Mastercard powers economies and empowers people across more than 200 countries and territories. We are committed to building an inclusive, digital economy that benefits everyone, everywhere. We are hiring a Site Reliability Engineer to lead efforts ensuring the end-to-end service quality, availability, scalability, and resilience of our critical core payment systems.
What You'll Do
- Lead continuous assessments of application infrastructure health, performance, monitoring, alerting, and capacity analysis for critical Mastercard applications.
- Collaborate with Product and Development teams to forecast growth requirements and ensure scalability and resiliency.
- Champion observability by assessing environments for monitoring gaps and implementing strategies to close them.
- Build custom dashboards to investigate and perform root cause analysis on complex issues.
- Lead regular incident reviews with internal support teams to ensure root causes are identified and remediated.
- Develop and implement strategies to mitigate risks from patterns of failure or compatibility issues.
- Leverage automation and AI technologies to enhance proactive issue detection and enable self-healing capabilities.
- Develop testing and validation plans for new environment builds and disaster recovery exercises.
- Champion continuous learning, development, and knowledge sharing across networking and infrastructure disciplines.

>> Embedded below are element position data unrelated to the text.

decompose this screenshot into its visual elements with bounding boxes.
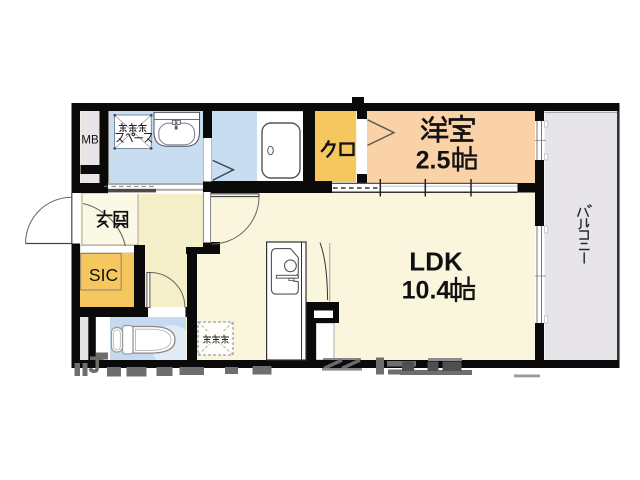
svg-text:2.5: 2.5 (416, 147, 451, 175)
svg-text:LDK: LDK (409, 247, 463, 277)
svg-text:MB: MB (81, 135, 99, 147)
svg-text:SIC: SIC (89, 265, 118, 285)
svg-text:10.4: 10.4 (402, 277, 451, 305)
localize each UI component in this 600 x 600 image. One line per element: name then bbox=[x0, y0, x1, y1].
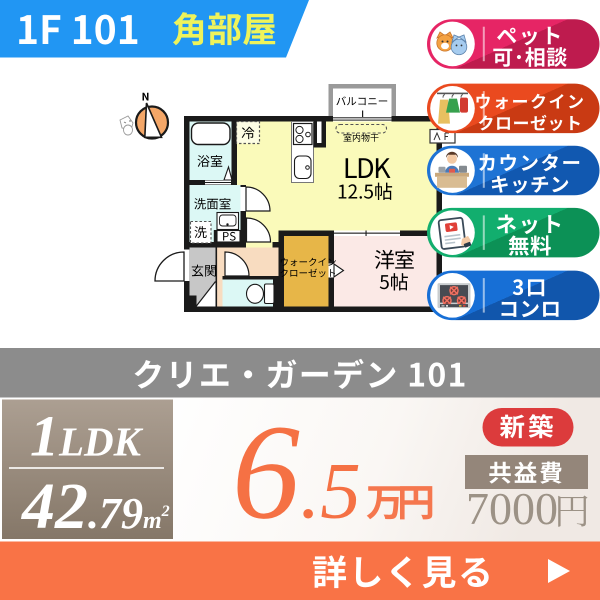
svg-text:7000: 7000 bbox=[466, 483, 558, 534]
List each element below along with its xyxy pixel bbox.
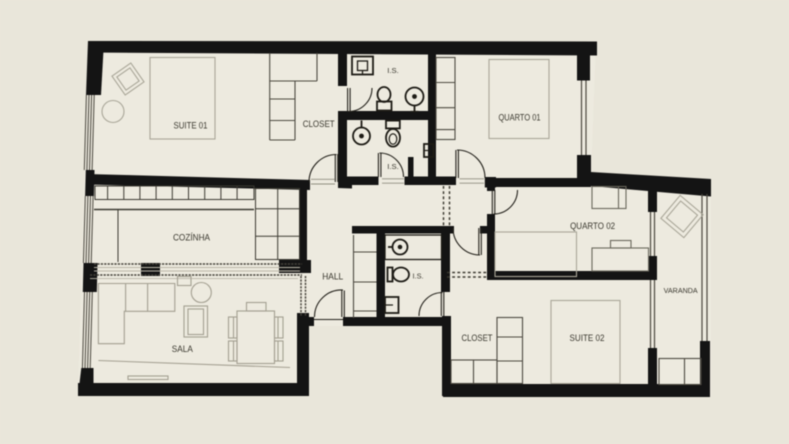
svg-text:VARANDA: VARANDA bbox=[664, 288, 698, 295]
svg-text:CLOSET: CLOSET bbox=[303, 119, 336, 129]
svg-text:SUITE 01: SUITE 01 bbox=[174, 121, 208, 131]
svg-text:QUARTO 01: QUARTO 01 bbox=[499, 113, 541, 123]
svg-text:I.S.: I.S. bbox=[387, 162, 399, 171]
svg-text:HALL: HALL bbox=[322, 271, 343, 281]
svg-text:I.S.: I.S. bbox=[387, 66, 399, 75]
svg-text:SUITE 02: SUITE 02 bbox=[570, 333, 605, 343]
svg-text:I.S.: I.S. bbox=[413, 272, 424, 281]
svg-text:COZÍNHA: COZÍNHA bbox=[173, 233, 210, 243]
svg-text:CLOSET: CLOSET bbox=[462, 333, 494, 343]
svg-text:QUARTO 02: QUARTO 02 bbox=[570, 221, 615, 231]
svg-text:SALA: SALA bbox=[172, 344, 193, 354]
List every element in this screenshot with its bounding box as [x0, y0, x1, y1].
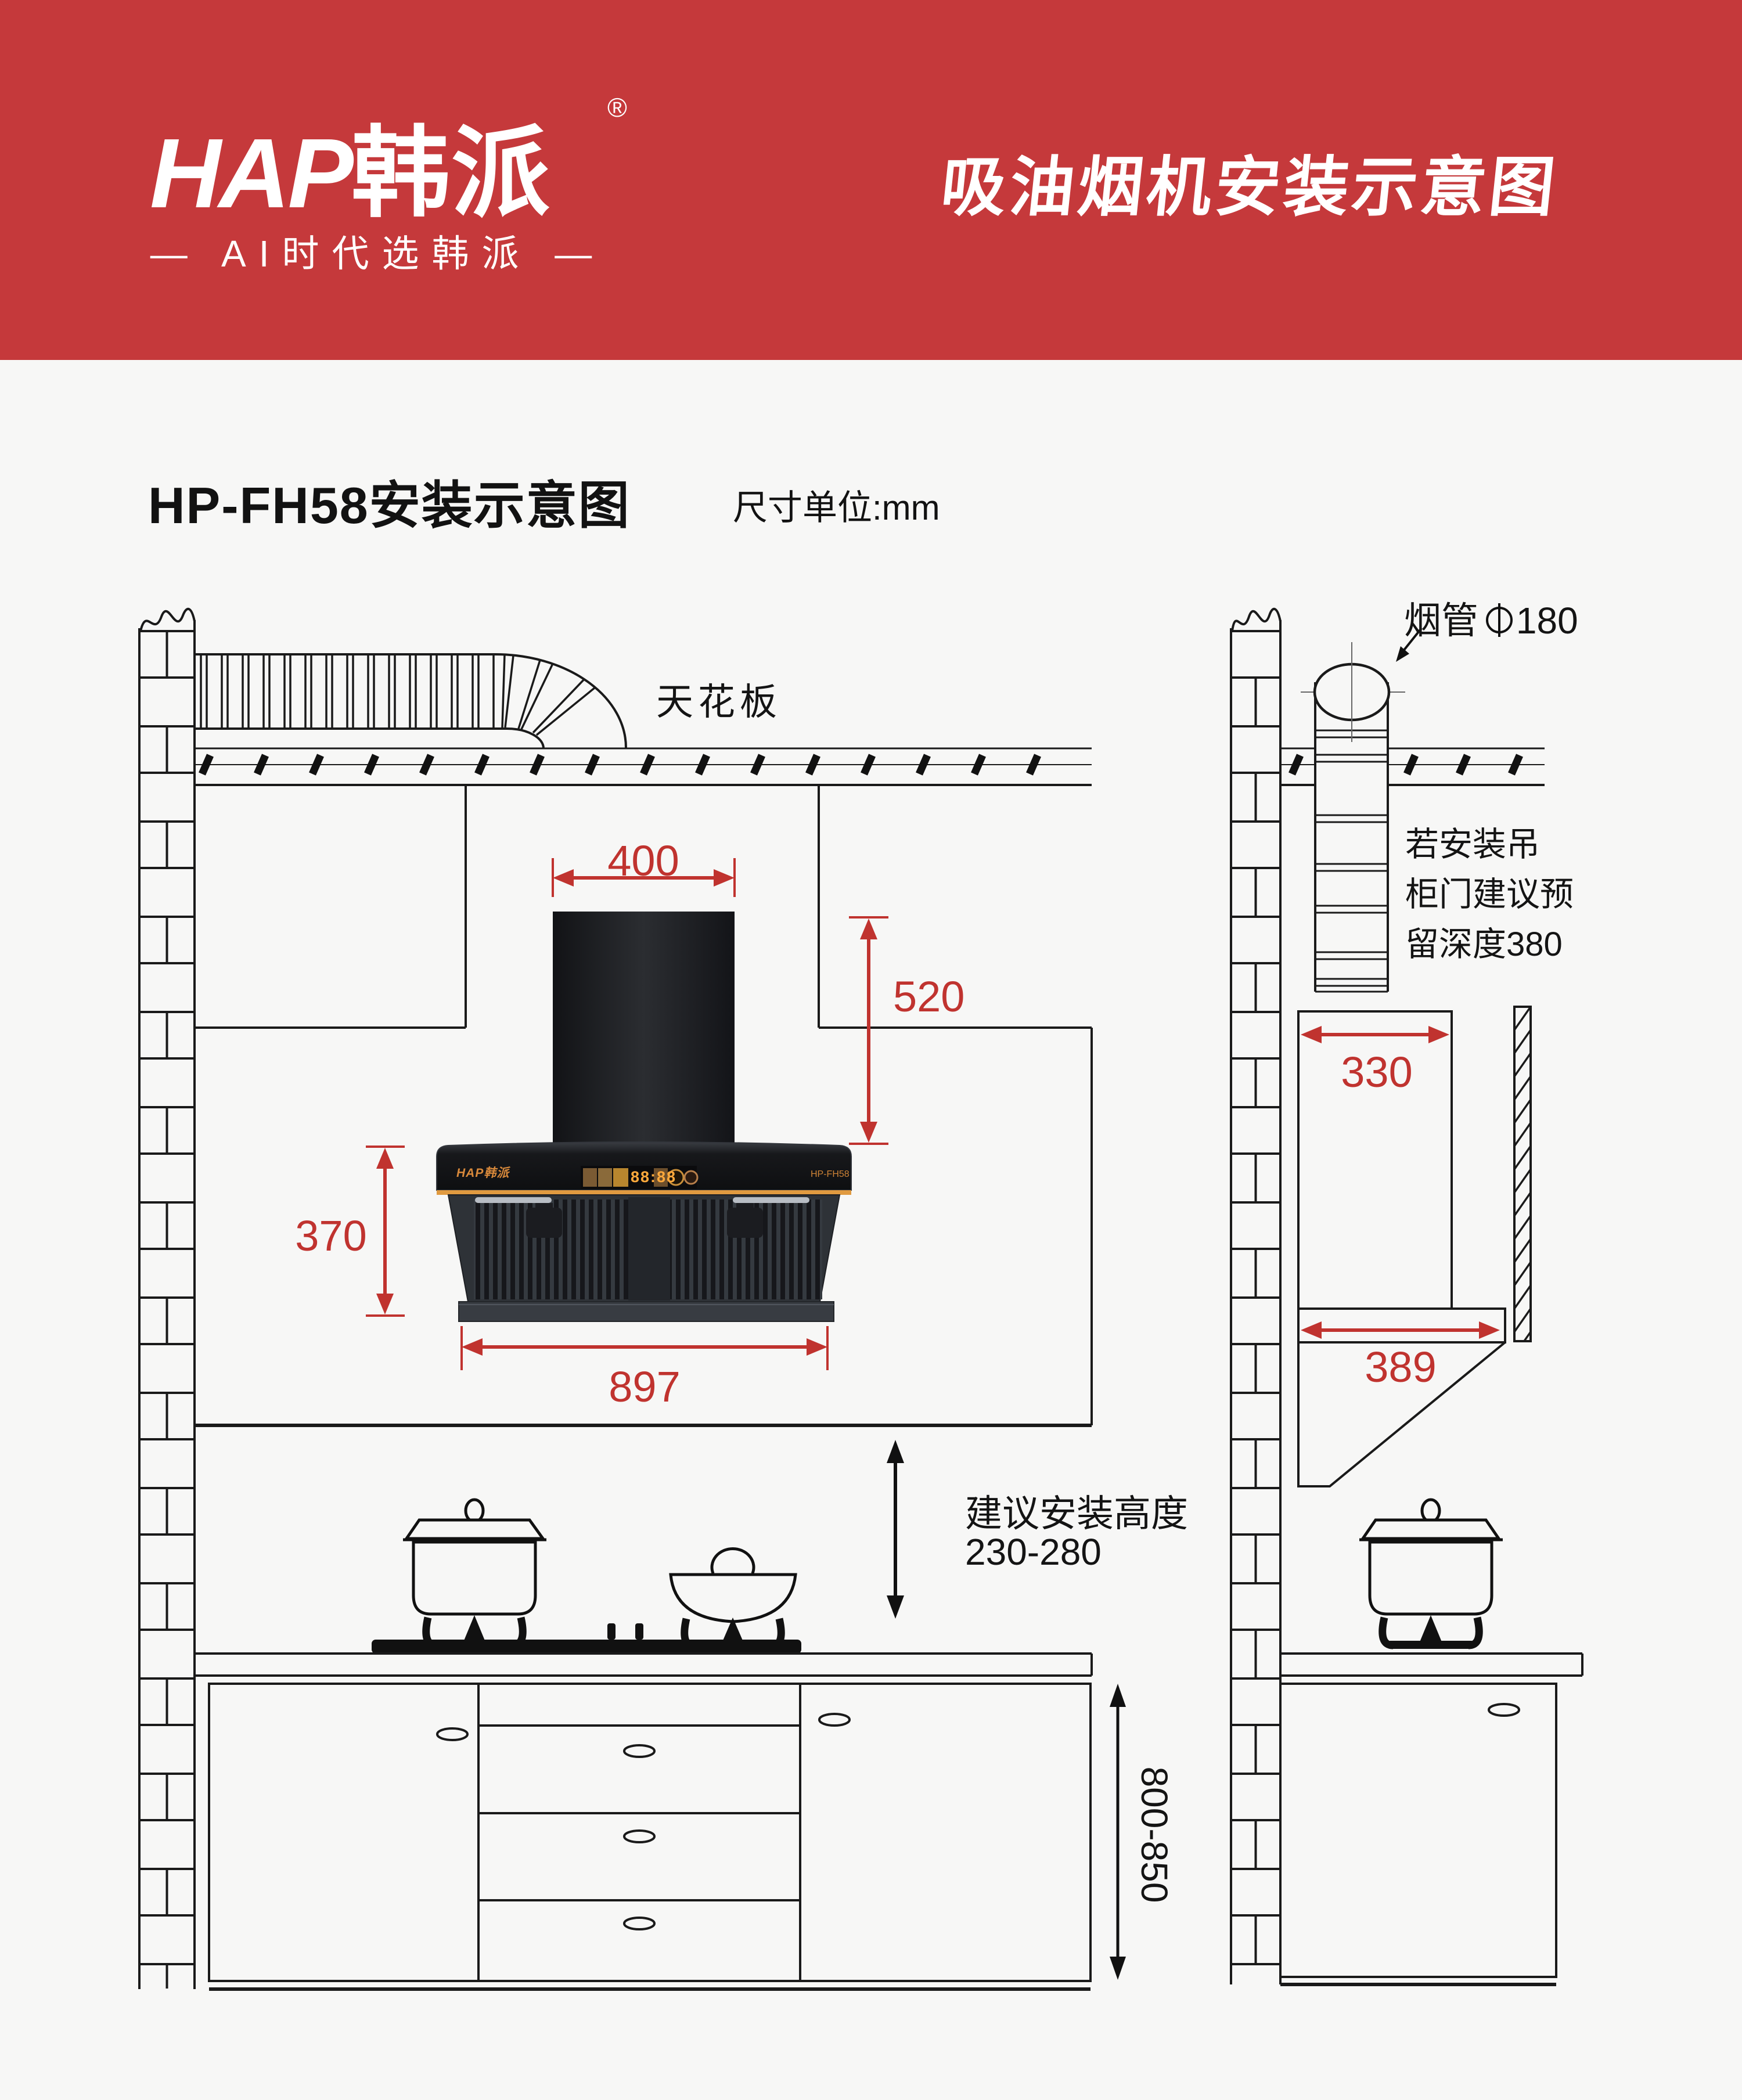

- Lead training initiatives for team members and stakeholders on networking aspects of the platforms.
- Evaluate vendor hardware, firmware, and software upgrade roadmaps and conduct proof-of-concept testing.
What We're Looking For
- 5–10 years of experience in an SRE or SRE-related operations role.
- 3+ years supporting e-commerce, financial services, or large-scale SaaS platforms.
- Excellent infrastructure troubleshooting and analytical problem-solving skills.
- Strong hands-on experience with observability tools such as Splunk and Dynatrace.
- Proven ability to triage and investigate complex issues.
- Familiarity with network telemetry tools such as SolarWinds and NetScout.
- Proficiency in packet-level debugging using tcpdump and Wireshark.
- Broad understanding of end-to-end infrastructure supporting payment platforms.
- Experience with automation and Infrastructure as Code tools such as Chef, Ansible, and Terraform.
- Experience with structured data formats (JSON/YAML).
- Excellent communication skills with the ability to coordinate cross-functional troubleshooting efforts.
- Demonstrated ability to troubleshoot complex production issues and drive long-term corrective actions.
- Experience partnering with development teams to shape architecture and define SLIs/SLOs.
- Strong understanding of monitoring ecosystems, including Prometheus, Grafana, ELK/EFK, and OpenTelemetry.
- Effective incident management skills with a structured, analytical approach.
Technical Stack
- Monitoring/Observability: Splunk, Dynatrace, SolarWinds, NetScout, Prometheus, Grafana, ELK/EFK, OpenTelemetry
- Networking Tools: tcpdump, Wireshark
- Automation/IaC: Chef, Ansible, Terraform
- Data Formats: JSON, YAML
Team & Environment
You will be part of the Program-aligned Site Reliability Engineering (SRE) teams, specifically the Payments Network SRE team.
Mastercard is an equal opportunity employer.